50 years ago
December 29, 1966
Scribbings by Dorotha Stegemiller. You, undoubtedly, have heard the saying “Pleasant Hours Fly Fastest”. And considering the way the years race by the pleasant hours must greatly outnumber all others.
So we find that once more we are prepared to welcome a brand new year. This always means bringing forth an important item that has become a necessity down through the ages – a calendar.
In our modern era, a calendar seems a most common object. However, it’s a rather amazing fact to realize that our system of reckoning time began about 6,000 years ago.
The history of the calendar goes back to the time when man first became farmers. Until then they were not sure that there would be a spring. After winter, for little was known about the seasons and how they followed one another.
Ancient Egyptians were the first to measure with any exactness. Their farms were along the Nile River which overflowed every year. The best time to plant was immediately after the flood when the water had left a layer of rich mud on the fields.
Priests noticed that once about the time of each flood, the Star Sirius would rise just before the sun rose. The Priests counted the days that passed before this recurred and noticed that there were 365 days each time. Then they knew the length of a year.
They divided this year into twelve months or “moonths” of thirty days each, with five days extra at the end of the year. Thus, the first calendar was invented and historians believe the Egyptian calendar was adopted about 423BC.
In 1582 our present day calendar was instituted and is called Gregorian after Pope Gregory XIII, the originator. It is an adaptation of the Roman Julian calendar, allowing 365 days to the year, with a provision for leap years.
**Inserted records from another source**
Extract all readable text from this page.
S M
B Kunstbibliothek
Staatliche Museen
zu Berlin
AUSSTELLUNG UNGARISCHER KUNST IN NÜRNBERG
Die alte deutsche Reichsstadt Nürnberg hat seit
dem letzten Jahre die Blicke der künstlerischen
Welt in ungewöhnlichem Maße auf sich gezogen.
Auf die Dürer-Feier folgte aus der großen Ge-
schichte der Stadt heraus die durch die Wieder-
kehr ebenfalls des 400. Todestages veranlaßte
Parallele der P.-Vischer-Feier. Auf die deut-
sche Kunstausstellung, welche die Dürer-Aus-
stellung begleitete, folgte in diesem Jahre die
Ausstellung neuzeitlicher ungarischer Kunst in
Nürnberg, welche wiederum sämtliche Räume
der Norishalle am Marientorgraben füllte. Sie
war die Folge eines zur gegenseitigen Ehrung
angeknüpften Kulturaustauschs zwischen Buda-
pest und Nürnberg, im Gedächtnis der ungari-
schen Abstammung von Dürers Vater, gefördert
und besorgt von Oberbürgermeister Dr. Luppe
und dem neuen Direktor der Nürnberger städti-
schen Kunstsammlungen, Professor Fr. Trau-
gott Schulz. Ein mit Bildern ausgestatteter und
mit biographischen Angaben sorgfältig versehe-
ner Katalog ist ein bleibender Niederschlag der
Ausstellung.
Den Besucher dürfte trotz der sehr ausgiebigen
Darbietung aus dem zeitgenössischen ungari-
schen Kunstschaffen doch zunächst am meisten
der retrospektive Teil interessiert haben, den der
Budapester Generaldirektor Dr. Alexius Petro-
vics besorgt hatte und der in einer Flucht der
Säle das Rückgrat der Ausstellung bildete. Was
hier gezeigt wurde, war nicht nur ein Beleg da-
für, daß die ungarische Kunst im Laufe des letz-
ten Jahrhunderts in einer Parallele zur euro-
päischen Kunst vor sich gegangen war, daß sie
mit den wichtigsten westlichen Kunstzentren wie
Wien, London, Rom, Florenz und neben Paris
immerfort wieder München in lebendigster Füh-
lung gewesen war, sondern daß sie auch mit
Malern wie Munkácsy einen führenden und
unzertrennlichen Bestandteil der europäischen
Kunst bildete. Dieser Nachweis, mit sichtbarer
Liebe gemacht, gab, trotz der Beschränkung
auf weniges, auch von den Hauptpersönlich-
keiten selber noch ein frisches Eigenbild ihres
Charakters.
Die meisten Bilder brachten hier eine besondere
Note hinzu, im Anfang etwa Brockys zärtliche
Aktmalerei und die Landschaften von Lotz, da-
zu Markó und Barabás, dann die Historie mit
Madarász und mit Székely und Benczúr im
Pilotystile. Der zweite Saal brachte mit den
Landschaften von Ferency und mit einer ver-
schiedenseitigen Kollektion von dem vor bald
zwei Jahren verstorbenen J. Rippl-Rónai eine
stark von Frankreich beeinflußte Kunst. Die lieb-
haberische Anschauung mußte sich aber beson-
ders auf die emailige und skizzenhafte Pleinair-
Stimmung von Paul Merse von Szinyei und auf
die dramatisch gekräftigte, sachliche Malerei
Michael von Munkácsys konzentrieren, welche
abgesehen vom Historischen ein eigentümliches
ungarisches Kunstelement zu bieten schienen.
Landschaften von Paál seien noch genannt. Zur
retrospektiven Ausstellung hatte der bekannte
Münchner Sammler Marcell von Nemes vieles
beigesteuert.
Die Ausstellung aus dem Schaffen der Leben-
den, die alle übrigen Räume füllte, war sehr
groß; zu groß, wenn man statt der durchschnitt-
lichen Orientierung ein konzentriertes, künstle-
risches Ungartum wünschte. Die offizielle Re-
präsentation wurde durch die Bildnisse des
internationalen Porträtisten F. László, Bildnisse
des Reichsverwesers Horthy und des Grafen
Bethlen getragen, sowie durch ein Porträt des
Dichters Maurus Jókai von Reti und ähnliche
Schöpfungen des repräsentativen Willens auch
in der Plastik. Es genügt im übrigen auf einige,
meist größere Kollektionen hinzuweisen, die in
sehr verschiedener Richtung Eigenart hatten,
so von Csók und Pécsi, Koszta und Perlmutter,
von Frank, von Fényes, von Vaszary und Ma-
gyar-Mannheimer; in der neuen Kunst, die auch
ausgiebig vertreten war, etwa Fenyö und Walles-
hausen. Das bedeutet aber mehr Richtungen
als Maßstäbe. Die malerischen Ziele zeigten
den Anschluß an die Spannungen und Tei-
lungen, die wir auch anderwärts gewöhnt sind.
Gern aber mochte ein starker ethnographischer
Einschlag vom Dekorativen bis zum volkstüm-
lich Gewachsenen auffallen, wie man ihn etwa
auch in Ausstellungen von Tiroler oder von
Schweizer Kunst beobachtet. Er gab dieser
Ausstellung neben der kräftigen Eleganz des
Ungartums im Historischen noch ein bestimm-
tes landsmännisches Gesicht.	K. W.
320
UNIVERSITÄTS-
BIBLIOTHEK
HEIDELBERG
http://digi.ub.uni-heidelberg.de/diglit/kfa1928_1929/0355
Many unsuccessful attempts have been made to improve upon the Gregorian system. Now international consideration is being given for the adoption of a World Calendar. By the plan, the months would be equalized in length – four, seven-day, weeks to the month. The changes would require the addition of a thirteenth month.
The way leap year, birthdays now cause utter confusion – can you imagine what will happen with such a calendar change? Well, if you lose your birthday, do have a Happy New Year, anyway!
Robert Johnson will be guest speaker at the Rising Sun Methodist Church Sunday, January 1 for the 10:30 a.m. worship services. The pastor, Rev. Floyd Haislup and family are on vacation in Florida.
Betty Torwelle, a senior at Rising Sun High School, was recently selected by members of the senior class and faculty as the DAR Good Citizen for the school year 1966-1967.
Outgoing County Prosecuting Attorney Harry L. Zerbe of Lawrenceburg, has opened private law offices at 119 Walnut Street, and will engage in the general practice of law.
Henry Pictor of Schererville, Indiana discharged from the U.S. Marines this week, will be in the practice of law at the former Lee Ricketts office in Rising Sun. Mrs. Ricketts, who has been making her home there, has purchased a residence on Willow Street. Mr. Pictor is a graduate of Saint Joseph College, Rensseler and Northwestern University Law School. He was admitted to the bar in 1963 and has been in the Marine Legal Department.
Marine Corporal Jerry L. Koons has received the Air Medal during ceremonies held at the Marble Mountain Air Facility, near Da Nang.